Per quanto scontata, la decisione della BCE ha consentito all’euro di provare il brivido di testare la soglia degli 1,54 dollari, con il dallato che, a sua volta, sta tentando, ormai in modo sempre più convinto, di portarsi anche al di sotto dell’importantissima soglia psicologica dei 100 yen, mentre sul mercato interbancario dell’euro si è tornati da giorni al di sopra dei livelli segnalati nell’ormai famosa data del 9 agosto 2007, anche se ancora al di sotto dei massimi, soprattutto nelle strategiche scadenze a uno ed a tre mesi, toccati nel mese di dicembre dello scorso anno.
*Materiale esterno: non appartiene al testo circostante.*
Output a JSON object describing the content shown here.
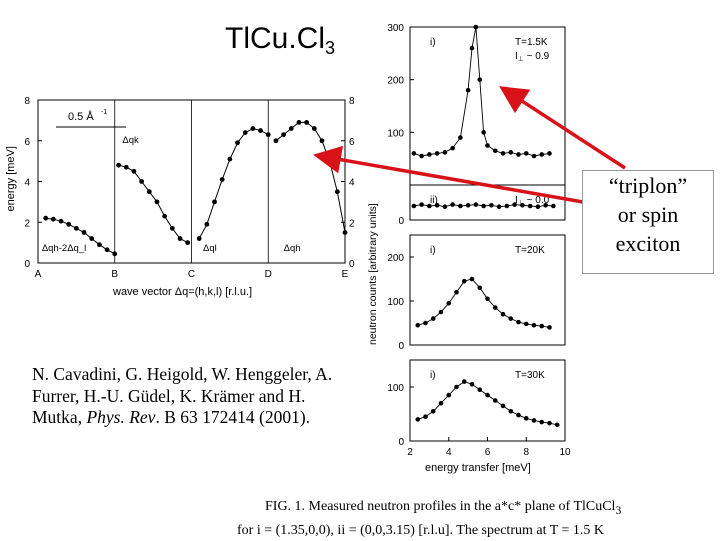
{
  "title": {
    "main": "TlCu.Cl",
    "sub": "3"
  },
  "citation": {
    "line1": "N. Cavadini, G. Heigold, W. Henggeler, A.",
    "line2": "Furrer, H.-U. Güdel, K. Krämer and  H.",
    "line3_authors": "Mutka, ",
    "journal": "Phys. Rev",
    "line3_rest": ". B 63 172414 (2001)."
  },
  "callout": {
    "line1": "“triplon”",
    "line2": "or spin",
    "line3": "exciton"
  },
  "caption": {
    "line1": "FIG. 1.  Measured neutron profiles in the a*c* plane of TlCuCl",
    "line1_sub": "3",
    "line2": "for i = (1.35,0,0),  ii = (0,0,3.15)  [r.l.u]. The spectrum at T = 1.5 K"
  },
  "colors": {
    "arrow": "#d9121a",
    "ink": "#000000"
  },
  "chart_data": [
    {
      "type": "scatter",
      "title": "",
      "xlabel": "wave vector  Δq=(h,k,l) [r.l.u.]",
      "ylabel": "energy [meV]",
      "xticks": [
        "A",
        "B",
        "C",
        "D",
        "E"
      ],
      "ylim": [
        0,
        8
      ],
      "yticks": [
        "0",
        "2",
        "4",
        "6",
        "8"
      ],
      "scale_label": "0.5 Å",
      "scale_label_sup": "-1",
      "annotations": [
        "Δq_k",
        "Δq_h-2Δq_l",
        "Δq_l",
        "Δq_h"
      ],
      "series": [
        {
          "x": [
            0.1,
            0.2,
            0.3,
            0.4,
            0.5,
            0.6,
            0.7,
            0.8,
            0.9,
            1.0
          ],
          "y": [
            2.2,
            2.15,
            2.05,
            1.9,
            1.7,
            1.5,
            1.2,
            0.9,
            0.65,
            0.45
          ]
        },
        {
          "x": [
            1.05,
            1.15,
            1.25,
            1.35,
            1.45,
            1.55,
            1.65,
            1.75,
            1.85,
            1.95
          ],
          "y": [
            4.8,
            4.7,
            4.5,
            4.0,
            3.5,
            3.0,
            2.3,
            1.7,
            1.2,
            1.0
          ]
        },
        {
          "x": [
            2.1,
            2.2,
            2.3,
            2.4,
            2.5,
            2.6,
            2.7,
            2.8,
            2.9,
            3.0
          ],
          "y": [
            1.2,
            1.9,
            3.0,
            4.1,
            5.1,
            5.9,
            6.4,
            6.6,
            6.5,
            6.3
          ]
        },
        {
          "x": [
            3.1,
            3.2,
            3.3,
            3.4,
            3.5,
            3.6,
            3.7,
            3.8,
            3.9,
            4.0
          ],
          "y": [
            6.0,
            6.3,
            6.6,
            6.9,
            6.9,
            6.6,
            6.0,
            5.0,
            3.5,
            1.5
          ]
        }
      ]
    },
    {
      "type": "line",
      "ylabel": "neutron counts [arbitrary units]",
      "xlabel": "energy transfer [meV]",
      "xlim": [
        2,
        10
      ],
      "xticks": [
        "2",
        "4",
        "6",
        "8",
        "10"
      ],
      "panels": [
        {
          "label": "i)",
          "temp": "T=1.5K",
          "extra": "I",
          "extra_sub": "⊥",
          "extra_val": " ~ 0.9",
          "ylim": [
            0,
            300
          ],
          "yticks": [
            "100",
            "200",
            "300"
          ],
          "x": [
            2.2,
            2.6,
            3.0,
            3.4,
            3.8,
            4.2,
            4.6,
            5.0,
            5.2,
            5.4,
            5.6,
            5.8,
            6.0,
            6.4,
            6.8,
            7.2,
            7.6,
            8.0,
            8.4,
            8.8,
            9.2
          ],
          "y": [
            60,
            55,
            58,
            60,
            62,
            70,
            90,
            180,
            260,
            300,
            200,
            100,
            75,
            65,
            60,
            62,
            58,
            60,
            55,
            58,
            60
          ]
        },
        {
          "label": "ii)",
          "extra": "I",
          "extra_sub": "⊥",
          "extra_val": " ~ 0.0",
          "ylim": [
            0,
            50
          ],
          "yticks": [
            "0"
          ],
          "x": [
            2.2,
            2.6,
            3.0,
            3.4,
            3.8,
            4.2,
            4.6,
            5.0,
            5.4,
            5.8,
            6.2,
            6.6,
            7.0,
            7.4,
            7.8,
            8.2,
            8.6,
            9.0,
            9.4
          ],
          "y": [
            20,
            22,
            20,
            21,
            19,
            22,
            20,
            21,
            22,
            20,
            21,
            19,
            20,
            22,
            21,
            20,
            19,
            21,
            20
          ]
        },
        {
          "label": "i)",
          "temp": "T=20K",
          "ylim": [
            0,
            250
          ],
          "yticks": [
            "0",
            "100",
            "200"
          ],
          "x": [
            2.4,
            2.8,
            3.2,
            3.6,
            4.0,
            4.4,
            4.8,
            5.2,
            5.6,
            6.0,
            6.4,
            6.8,
            7.2,
            7.6,
            8.0,
            8.4,
            8.8,
            9.2
          ],
          "y": [
            45,
            50,
            60,
            75,
            95,
            120,
            145,
            150,
            130,
            105,
            85,
            70,
            60,
            52,
            48,
            45,
            43,
            40
          ]
        },
        {
          "label": "i)",
          "temp": "T=30K",
          "ylim": [
            0,
            150
          ],
          "yticks": [
            "0",
            "100"
          ],
          "x": [
            2.4,
            2.8,
            3.2,
            3.6,
            4.0,
            4.4,
            4.8,
            5.2,
            5.6,
            6.0,
            6.4,
            6.8,
            7.2,
            7.6,
            8.0,
            8.4,
            8.8,
            9.2,
            9.6
          ],
          "y": [
            40,
            45,
            55,
            70,
            85,
            100,
            110,
            105,
            95,
            85,
            75,
            65,
            55,
            48,
            42,
            38,
            35,
            33,
            30
          ]
        }
      ]
    }
  ]
}
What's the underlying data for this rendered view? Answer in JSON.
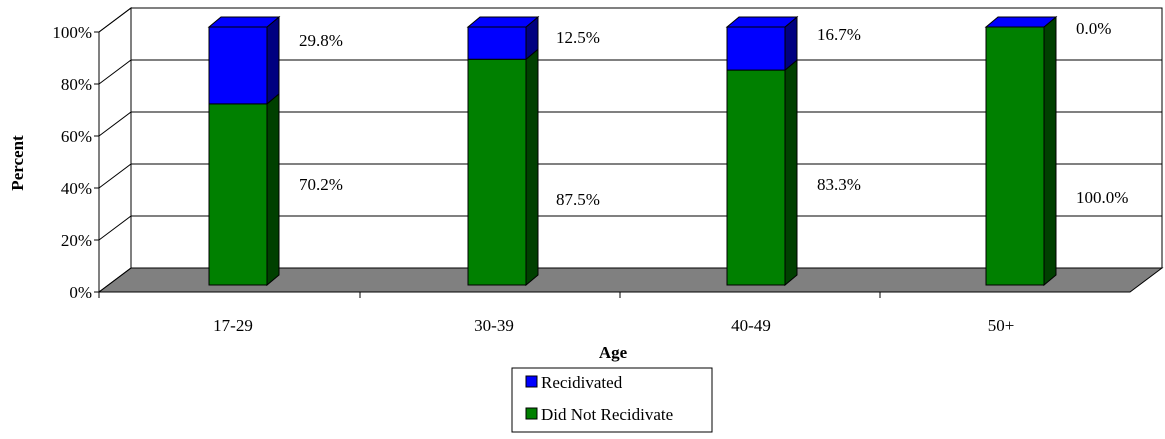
{
  "chart_data": {
    "type": "bar",
    "stacked": true,
    "style": "3d",
    "categories": [
      "17-29",
      "30-39",
      "40-49",
      "50+"
    ],
    "series": [
      {
        "name": "Did Not Recidivate",
        "color": "#008000",
        "values": [
          70.2,
          87.5,
          83.3,
          100.0
        ],
        "labels": [
          "70.2%",
          "87.5%",
          "83.3%",
          "100.0%"
        ]
      },
      {
        "name": "Recidivated",
        "color": "#0000ff",
        "values": [
          29.8,
          12.5,
          16.7,
          0.0
        ],
        "labels": [
          "29.8%",
          "12.5%",
          "16.7%",
          "0.0%"
        ]
      }
    ],
    "xlabel": "Age",
    "ylabel": "Percent",
    "ylim": [
      0,
      100
    ],
    "yticks": [
      "0%",
      "20%",
      "40%",
      "60%",
      "80%",
      "100%"
    ],
    "grid": true,
    "legend_position": "bottom-center",
    "legend_order": [
      "Recidivated",
      "Did Not Recidivate"
    ]
  }
}
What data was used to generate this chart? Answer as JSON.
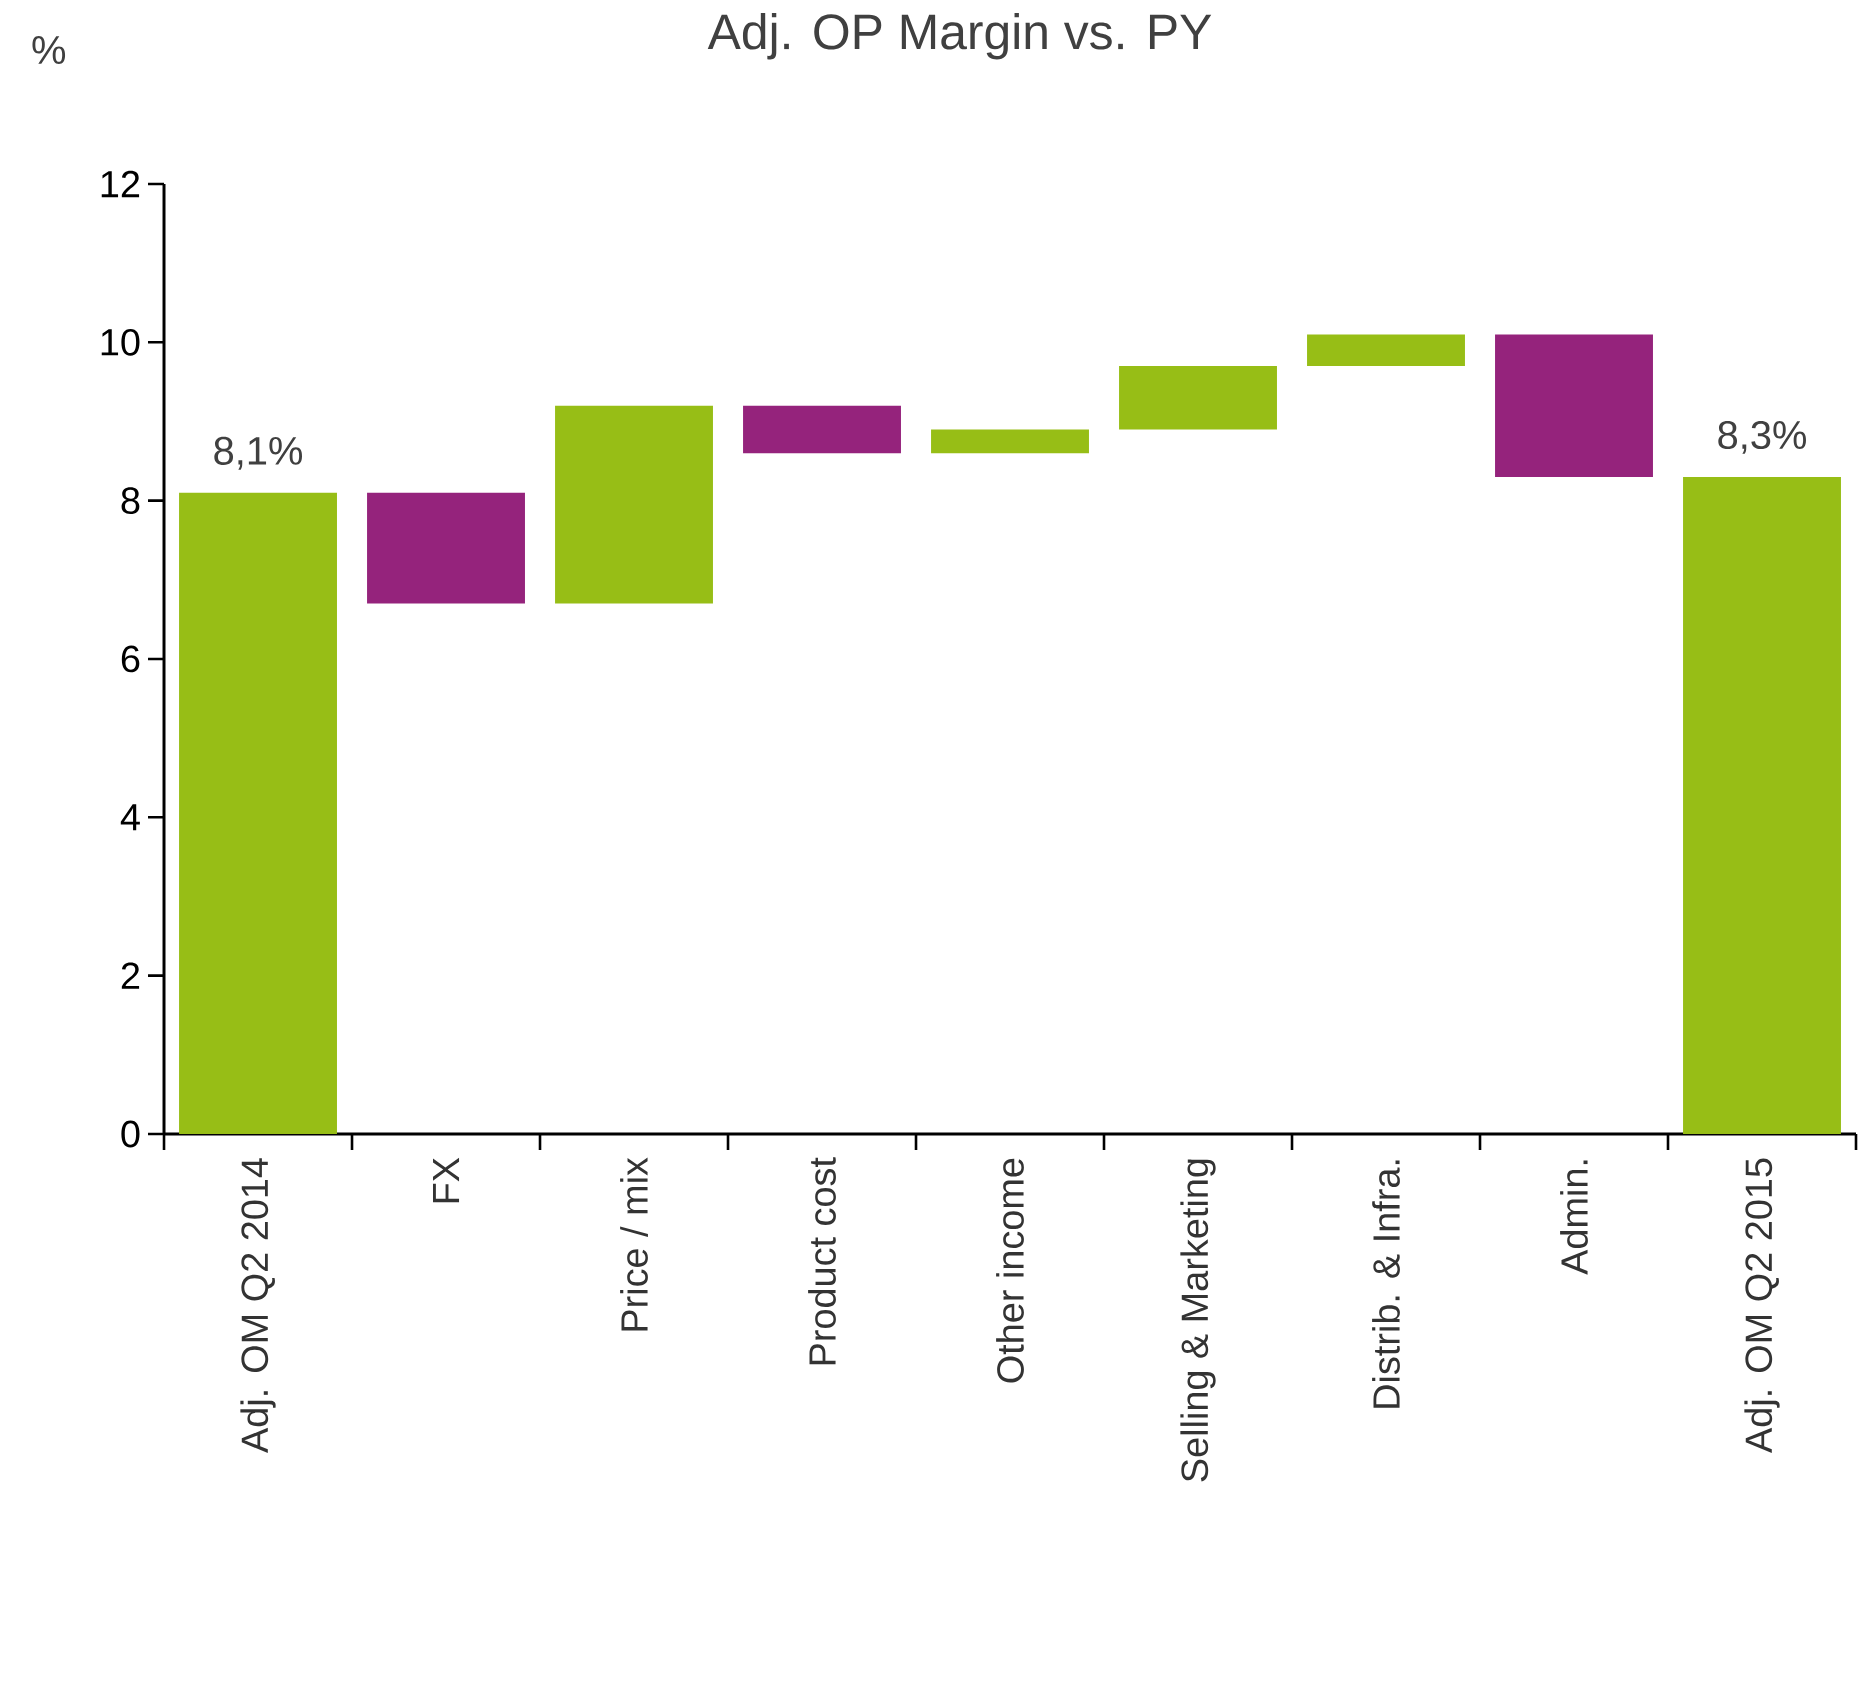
{
  "chart_data": {
    "type": "bar",
    "title": "Adj. OP Margin vs. PY",
    "ylabel": "%",
    "categories": [
      "Adj. OM Q2 2014",
      "FX",
      "Price / mix",
      "Product cost",
      "Other income",
      "Selling & Marketing",
      "Distrib. & Infra.",
      "Admin.",
      "Adj. OM Q2 2015"
    ],
    "base": [
      0,
      8.1,
      6.7,
      9.2,
      8.6,
      8.9,
      9.7,
      10.1,
      0
    ],
    "values": [
      8.1,
      -1.4,
      2.5,
      -0.6,
      0.3,
      0.8,
      0.4,
      -1.8,
      8.3
    ],
    "colors": [
      "#97be16",
      "#95237c",
      "#97be16",
      "#95237c",
      "#97be16",
      "#97be16",
      "#97be16",
      "#95237c",
      "#97be16"
    ],
    "value_labels": [
      "8,1%",
      null,
      null,
      null,
      null,
      null,
      null,
      null,
      "8,3%"
    ],
    "ylim": [
      0,
      12
    ],
    "yticks": [
      0,
      2,
      4,
      6,
      8,
      10,
      12
    ]
  }
}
Come non mi stanco di ripetere da mesi, i raffreddori statunitensi rischiano sempre più di trasformarsi nelle polmoniti europee, che, detto fuor di metafora, significa che, in assenza di una politica monetaria più che accomodante come quella pervicacemente perseguita da Bernspan e complici e dai criteri più che laschi con i quali la Fed sta scontando una vera e propria montagna di titoli della finanza strutturata valutati come se fossero diversi da quella spazzatura che in realtà sono, le banche europee, in particolare quel manipolo di esse che viene considerata come operante a livello globale, vedono avvicinarsi, ogni giorno che passa, il tanto temuto momento nel quale dovranno alzare il velo sulla vera situazione dei loro conti, in particolare di quanto è contenuto, al di sopra ed al di sotto della linea del bilancio, in quelle banche nelle banche che sono le loro rispettive entità definite Corporate & Investment Banking.